Connecting with consumers has never been more challenging. However, are we doing everything we can to deeply connect on the rational and emotional benefits of our products?
In a recent book, Marketing Metaphoria: What Deep Metaphors Reveal about the Minds of Consumers, the authors Gerald Zaltman and Lindsay Zaltman, discuss seven of the most commonly used deep metaphors that companies use to deeply connect with consumers.
Below is an excerpt from an interview conducted with the authors:
Q: What are deep metaphors?
A: Deep metaphors are basic frames or orientations we have toward the world around us. They are "deep" because they are largely unconscious and universal. They are "metaphors" because they recast everything we think about, hear, say, and do. Because deep metaphors shape the way we engage the world, an understanding of them is necessary to explain why we think and act as we do.
While relatively few in number, much like core emotions, each deep metaphor may take many different forms. For example, balance may involve social, psychological, physical, and aesthetic themes. The small number of deep metaphors, each with many variations, and often working together, constitute a silent but rich and powerful language of thought and expression.
It is a language that marketers must learn to speak if they are to understand and connect meaningfully with their customers.
Q: What to your mind are a few effective marketing campaigns that have utilized knowledge of deep metaphors? What did they do that was unusual or insightful?
A: Two classic campaigns come to mind. One is Coca-Cola's "I'd like to teach the world to sing," which invokes the deep metaphor of connection and the ability of the brand to bring diverse people together. It also engaged the deep metaphor of social balance by stressing with a music metaphor the concept of harmony.

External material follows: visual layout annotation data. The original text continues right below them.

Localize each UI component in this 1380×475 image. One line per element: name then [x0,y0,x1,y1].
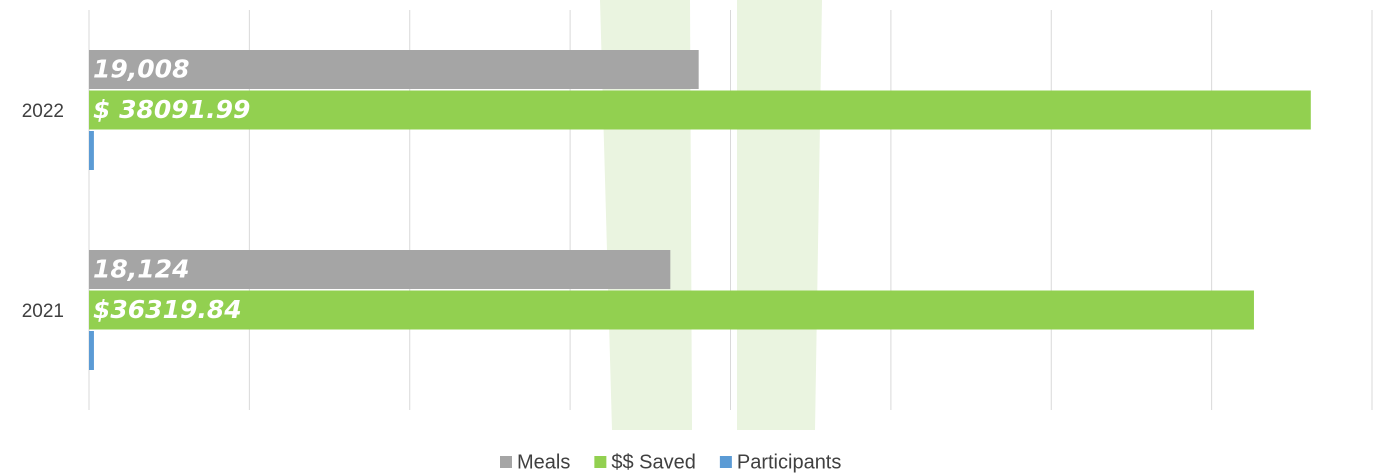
bar [89,50,699,89]
data-label: $36319.84 [93,295,242,324]
bar [89,250,671,289]
bar [89,290,1254,330]
legend-swatch [500,456,512,468]
bar [89,90,1311,130]
y-tick-label: 2022 [22,101,64,122]
decor-band [737,0,822,430]
data-label: 18,124 [93,255,189,284]
data-label: 153 [93,136,145,165]
bar [89,331,94,370]
data-label: $ 38091.99 [93,95,250,124]
legend-swatch [594,456,607,468]
legend-label: Meals [517,451,570,473]
legend-label: $$ Saved [611,451,696,473]
bar [89,131,94,170]
legend-swatch [719,456,732,468]
data-label: 154 [93,336,145,365]
data-label: 19,008 [93,55,189,84]
legend-label: Participants [737,451,842,473]
y-tick-label: 2021 [22,301,64,322]
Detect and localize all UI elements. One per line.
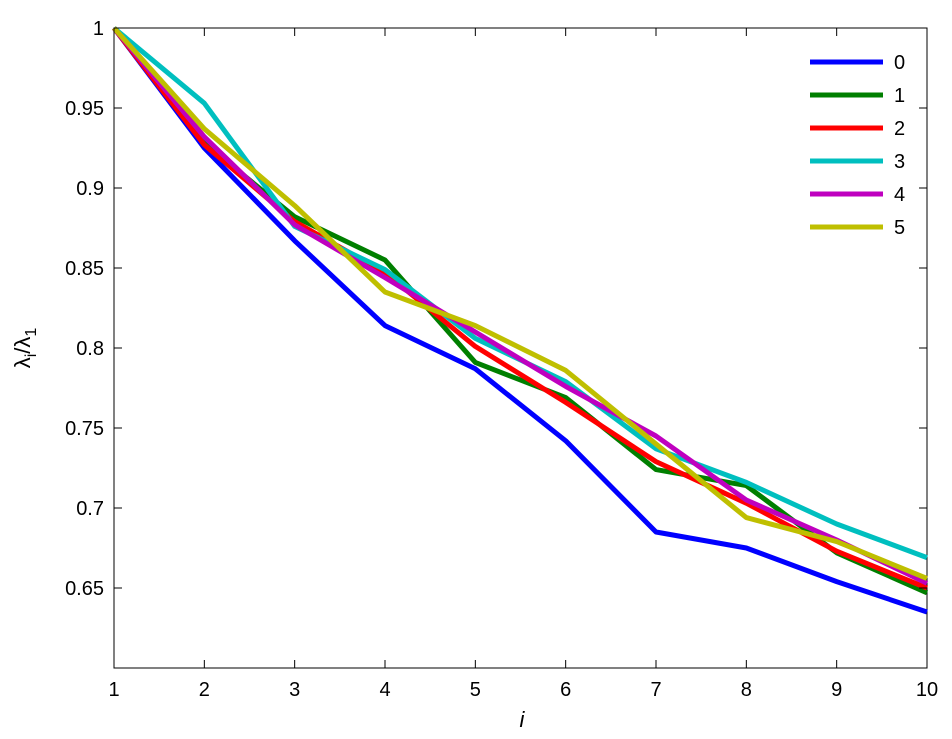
x-tick-label: 4 xyxy=(379,679,390,701)
series-line-0 xyxy=(112,26,928,615)
y-tick-label: 0.7 xyxy=(76,498,104,520)
y-axis-label-sub-i: i xyxy=(23,354,40,358)
legend: 0 1 2 3 4 5 xyxy=(810,52,905,239)
legend-label-0: 0 xyxy=(894,52,905,74)
legend-label-1: 1 xyxy=(894,85,905,107)
x-tick-label: 3 xyxy=(289,679,300,701)
x-tick-label: 1 xyxy=(108,679,119,701)
series-layer xyxy=(112,26,929,615)
x-tick-label: 6 xyxy=(560,679,571,701)
y-axis-label: λi/λ1 xyxy=(10,328,40,369)
y-tick-label: 0.9 xyxy=(76,178,104,200)
y-axis-label-sub-1: 1 xyxy=(23,328,40,337)
legend-label-2: 2 xyxy=(894,118,905,140)
legend-label-4: 4 xyxy=(894,184,905,206)
y-axis-label-base-1: λ xyxy=(10,357,35,368)
x-tick-label: 9 xyxy=(831,679,842,701)
x-tick-label: 2 xyxy=(199,679,210,701)
series-line-5 xyxy=(112,26,928,581)
y-tick-label: 0.95 xyxy=(65,98,104,120)
x-tick-label: 5 xyxy=(470,679,481,701)
legend-label-5: 5 xyxy=(894,217,905,239)
y-tick-label: 0.85 xyxy=(65,258,104,280)
y-tick-label: 1 xyxy=(93,18,104,40)
y-tick-label: 0.8 xyxy=(76,338,104,360)
series-line-4 xyxy=(112,26,929,586)
y-axis-label-base-2: λ xyxy=(10,337,35,348)
legend-label-3: 3 xyxy=(894,151,905,173)
x-axis-label: i xyxy=(520,707,526,732)
y-axis-ticks: 0.65 0.7 0.75 0.8 0.85 0.9 0.95 1 xyxy=(65,18,927,600)
x-tick-label: 7 xyxy=(650,679,661,701)
y-axis-label-separator: / xyxy=(10,347,35,354)
x-axis-ticks: 1 2 3 4 5 6 7 8 9 10 xyxy=(108,28,938,701)
x-tick-label: 10 xyxy=(916,679,938,701)
x-tick-label: 8 xyxy=(741,679,752,701)
y-tick-label: 0.75 xyxy=(65,418,104,440)
y-tick-label: 0.65 xyxy=(65,578,104,600)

A second campaign is the Michelin tire ad portraying the tire as a container—another deep metaphor—of safety for one's family, especially children. The last version of the ad, which ran for many years, showed a child positioned within a tire on a wet surface accompanied by several pairs of animals. This invoked imagery of Noah's Ark, one of the most famous containers of all time that withstood a major catastrophe.